Protect PDF

Coming soon

A signed loan agreement contains names, ID numbers, addresses, and amounts — exactly the kind of file worth locking before it sits in an inbox or a shared folder. FinSafe's in-browser password protection tool is not live yet; an automatic version that encrypts files directly in your browser is coming to FinSafe web.

The automatic version of this tool is coming to FinSafe web. The steps below work today.

Until then, this page gives you honest, working ways to add a password using software you almost certainly already have. No third-party website required — your contract stays on your own device.

How it works

  1. On a Mac: open the PDF in Preview, choose File, then Export, tick Encrypt, set a password, and save the protected copy.
  2. On Windows: open the PDF in Microsoft Word (it converts on opening), choose Save As with PDF as the type, open Options, and tick Encrypt the document with a password.
  3. With LibreOffice (free, any platform): open the file, choose Export as PDF, go to the Security tab, and set an open password.
  4. Test the protected copy by opening it — you should be asked for the password — then share it and send the password through a different channel, such as a phone call.

Your privacy

This page is guidance only — you do not hand any file to FinSafe to use it, and every step runs in software on your own device.

When the automatic version launches on FinSafe web, it will encrypt files directly in your browser, so they will never leave your device.

Avoid third-party websites that ask you to send them a contract just to add a password — the document contains personal data worth keeping local.

Common use cases

  • Lock a signed loan agreement before emailing it to the other party.
  • Protect a contract stored in a shared family or office folder.
  • Add a password to a document bundle before putting it in cloud storage.
  • Keep sensitive ID details in an agreement away from casual viewers of a shared device.

Limitations

  • The automatic in-browser version is still in development; this page is guidance only.
  • PDF password strength depends on the software and settings used — a short guessable password protects very little.
  • If you forget the password, the file may be unrecoverable, so store the password somewhere safe.
  • Password protection controls opening the file; it does not stop someone you gave the password to from sharing it.

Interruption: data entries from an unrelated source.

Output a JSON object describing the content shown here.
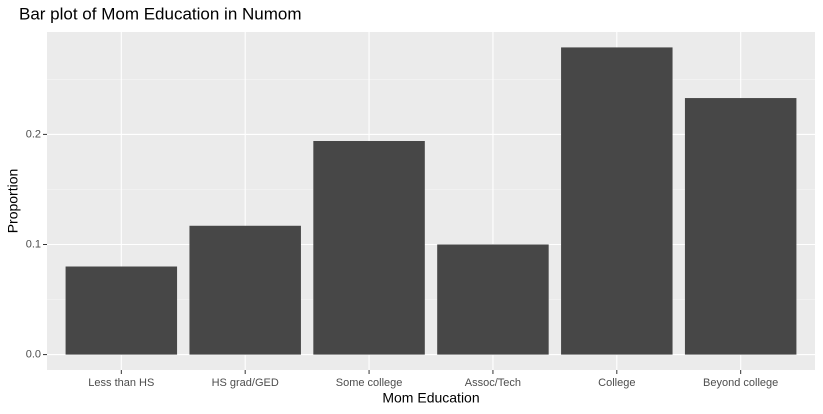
{
  "chart_data": {
    "type": "bar",
    "title": "Bar plot of Mom Education in Numom",
    "x_label": "Mom Education",
    "y_label": "Proportion",
    "categories": [
      "Less than HS",
      "HS grad/GED",
      "Some college",
      "Assoc/Tech",
      "College",
      "Beyond college"
    ],
    "values": [
      0.08,
      0.117,
      0.194,
      0.1,
      0.279,
      0.233
    ],
    "color": "#474747",
    "ylim": [
      -0.014,
      0.293
    ],
    "yticks": [
      {
        "value": 0,
        "label": "0.0"
      },
      0.1,
      0.2
    ],
    "grid": true
  }
}
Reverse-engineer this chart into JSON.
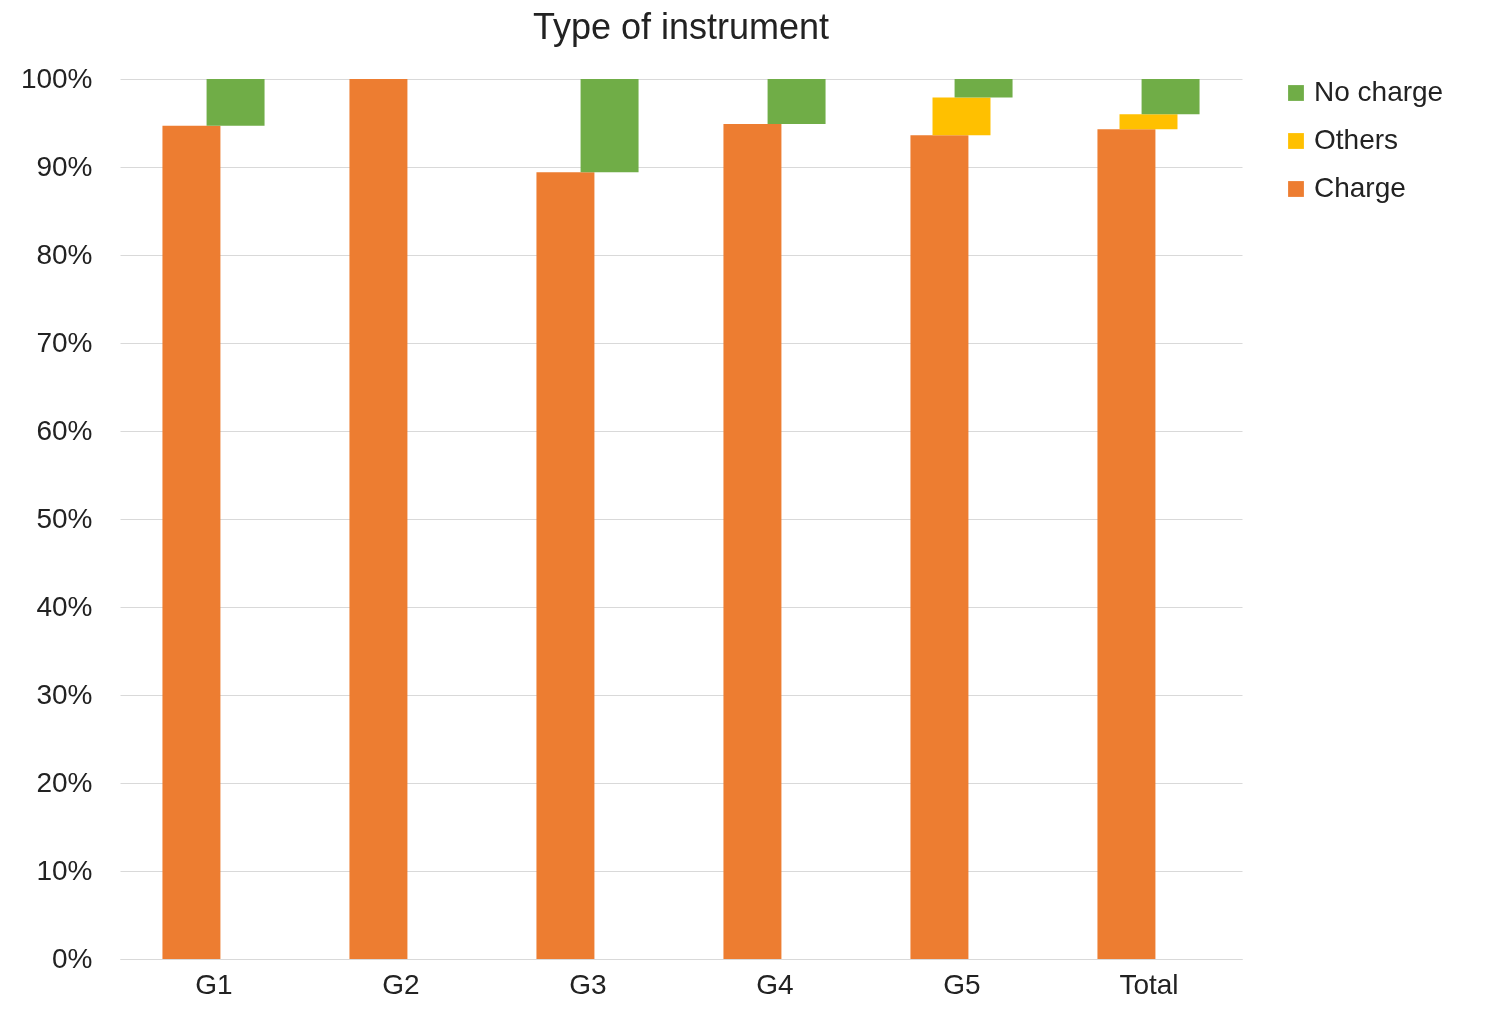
{
  "chart_data": {
    "type": "bar",
    "title": "Type of instrument",
    "categories": [
      "G1",
      "G2",
      "G3",
      "G4",
      "G5",
      "Total"
    ],
    "stacked": true,
    "series": [
      {
        "name": "Charge",
        "color": "#ed7d31",
        "values": [
          94.7,
          100,
          89.4,
          94.9,
          93.6,
          94.3
        ]
      },
      {
        "name": "Others",
        "color": "#ffc000",
        "values": [
          null,
          null,
          null,
          null,
          4.3,
          1.7
        ]
      },
      {
        "name": "No charge",
        "color": "#70ad47",
        "values": [
          5.3,
          null,
          10.6,
          5.1,
          2.1,
          4.0
        ]
      }
    ],
    "ylim": [
      0,
      100
    ],
    "yticks": [
      {
        "value": 0,
        "label": "0%"
      },
      {
        "value": 10,
        "label": "10%"
      },
      {
        "value": 20,
        "label": "20%"
      },
      {
        "value": 30,
        "label": "30%"
      },
      {
        "value": 40,
        "label": "40%"
      },
      {
        "value": 50,
        "label": "50%"
      },
      {
        "value": 60,
        "label": "60%"
      },
      {
        "value": 70,
        "label": "70%"
      },
      {
        "value": 80,
        "label": "80%"
      },
      {
        "value": 90,
        "label": "90%"
      },
      {
        "value": 100,
        "label": "100%"
      }
    ],
    "grid": "y",
    "legend": "right"
  }
}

Frequently asked questions

When will the in-browser Protect PDF tool be available?

It is in development for FinSafe web. Like FinSafe's other tools it will process files entirely in your browser. Until it ships, the methods on this page work today with software you already have.

Is a password-protected PDF really secure?

Modern PDF encryption with a strong password is solid protection for everyday purposes. The weak point is usually the password itself — pick a long one that is not guessable, and never send it in the same email as the file.

Which method should I use if I have no paid software?

On a Mac, Preview is built in and does the job. On Windows, Microsoft Word can do it, and LibreOffice is a free download that works on any platform and handles PDF passwords well.

What happens if I forget the password?

You may permanently lose access — that is the point of encryption. Keep the password in a password manager or another safe place, and keep an unprotected copy somewhere genuinely secure if losing access would be a problem.

Should I password-protect every agreement?

Not necessarily. Protect files you are about to send or store somewhere shared. For documents that stay on a device only you can unlock, the device's own security may already be enough.